Objectives: To describe the medication use of nursing home residents, to identify the medications related to hyposalivation and to find possible associations between the different classes of medication, the number of medications, and the oral health status of the residents.
Design: A cross-sectional study.
Participants: The study population consisted of the residents of a nonrandom sample of 23 nursing homes from 2 Belgian provinces, belonging to the oral health care network Gerodent. All residents of the sample visited the Gerodent mobile dental clinic between October 2010 and April 2012.

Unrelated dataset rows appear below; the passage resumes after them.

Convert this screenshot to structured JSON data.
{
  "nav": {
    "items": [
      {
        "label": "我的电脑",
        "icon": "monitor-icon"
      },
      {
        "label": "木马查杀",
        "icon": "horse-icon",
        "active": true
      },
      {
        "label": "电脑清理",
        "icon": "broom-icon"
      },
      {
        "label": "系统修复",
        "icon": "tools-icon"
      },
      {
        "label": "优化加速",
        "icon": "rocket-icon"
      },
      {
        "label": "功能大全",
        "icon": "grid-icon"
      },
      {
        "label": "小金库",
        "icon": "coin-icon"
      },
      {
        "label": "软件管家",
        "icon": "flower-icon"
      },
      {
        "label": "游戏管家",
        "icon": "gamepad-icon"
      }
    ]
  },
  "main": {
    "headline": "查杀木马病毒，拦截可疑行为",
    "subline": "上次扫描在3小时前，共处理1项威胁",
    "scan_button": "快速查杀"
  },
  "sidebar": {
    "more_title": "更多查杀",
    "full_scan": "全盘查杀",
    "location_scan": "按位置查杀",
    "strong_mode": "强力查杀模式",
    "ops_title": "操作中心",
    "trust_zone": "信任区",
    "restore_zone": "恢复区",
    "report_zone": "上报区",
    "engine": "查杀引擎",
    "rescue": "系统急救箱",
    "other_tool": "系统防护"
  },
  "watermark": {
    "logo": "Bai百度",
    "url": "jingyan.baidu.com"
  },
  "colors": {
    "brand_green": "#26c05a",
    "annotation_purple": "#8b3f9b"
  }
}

Measurements: For each resident, oral health data, demographic data, and an overview of the total medication intake were collected.
Results: The study sample consisted of 1226 nursing home residents with a mean age of 83.9 years [standard deviation (SD) 8.5]. The mean number of medications per person was 9.0 (SD 3.6, range 0-23, median 9.0). Of all prescribed medication, 49.6% had a potential hyposalivatory effect with a mean number per person of 4.5 (SD 2.2, range 0-15, median 4.0). In the bivariate analyses, associations were found between medication use and oral health of residents with natural teeth: the higher the number of medications (with risk of dry mouth) and the overall risk of medication-related dry mouth, the lower the number of natural teeth (P = .022, P = .005, and P = .017, respectively). In contrast, the total treatment need tended to decrease with rising medication intake, resulting in a clear increase of the treatment index with rising medication intake (P = .003, P <.001 and P = .002). The logistic regression model analysis confirmed that the proportion of carious teeth diminished and the treatment index increased in case of rising medication intake, especially when considering the number of medications with a risk of dry mouth and the overall risk of medication-related dry mouth. A possible explanation for this trend might be the finding that in the group with a high medication use, the teeth most sensitive to caries and plaque retention could already have been extracted at the moment of screening for the study, because of a lifelong history of caries pathology.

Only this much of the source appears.